While Johnson has now been activated by the state three times and served on a deployment to Poland with the AKNG, this was the first activation for Pvt. Frederica Rivers, a food service specialist with the 207th Engineer Utilities Detachment, from Scammon Bay.
“I just returned from basic and [advanced individual training] last October,” said Rivers, who attributed one of her reasons for joining the AKNG as the opportunity to give back to communities in Alaska. “It felt good being able to give back, and I will definitely volunteer to go again if I am needed.”
Rivers and the other task force members, all from the AKARNG’s 297th Regional Support Group, shared grief with the community as they trudged through debris and learned about memories from locals.
The team said they found historic documents at the local post office and trading post while removing two-feet of sand and mud using their hands and buckets,.
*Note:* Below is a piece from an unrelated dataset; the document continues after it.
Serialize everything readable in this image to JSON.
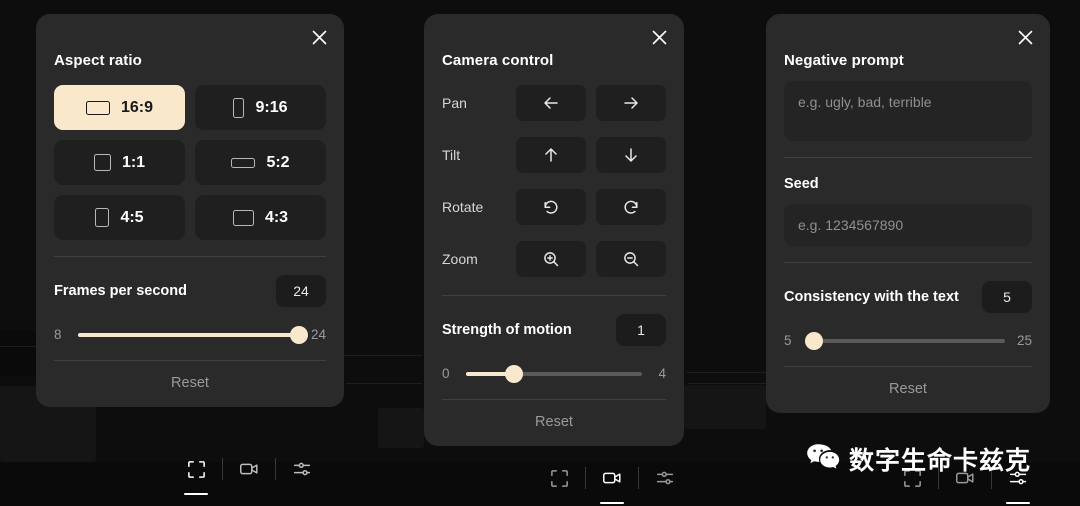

“The town can be traced back to 1902 – we dug through so much history,” said Johnson. “I’m just thankful for the opportunity to help my fellow Alaskans in their time of need.”
Johnson attributed the success of the mission to his National Guard training throughout the year that helps him to better respond to natural disasters and other emergencies when called.
“You can sometimes feel like you aren’t going to remember the training, but once it’s time to shine, the training comes back into full effect,” said Johnson, who enlisted in the AKARNG in 2018 after serving as a Navy diver on submarines for eight years. “Our leadership allows us to get hands on and ensures we are able to accomplish tasks, so when the time comes, we are able to take the training and turn it into practical use.”
Alaska Guardsmen simultaneously train for federal and state missions – working with local and state authorities to respond to and assist in the recovery from domestic disasters and emergencies.
While on the ground the task force took direction from the Manley Hot Spring’s division supervisor, Andrew Davies, an emergency management specialist with the Division of Homeland Security and Emergency Management. It was his job to determine how they could best support the community located 157 miles west of Fairbanks.
“The team showed up with a great attitude ready to complete their mission,” said Davies, who worked with local leadership to identify and prioritize the taskings. “I heard numerous remarks from residents in Manley about how appreciative they were for the hard work put in by the team out there.”
The DHSE&M, which falls under the Alaska Department of Military and Veterans Affairs, manages the State Emergency Operations Center. During a domestic emergency or natural disaster, local authorities may request assistance via the SEOC. Through this process the SEOC can request the Alaska National Guard for support.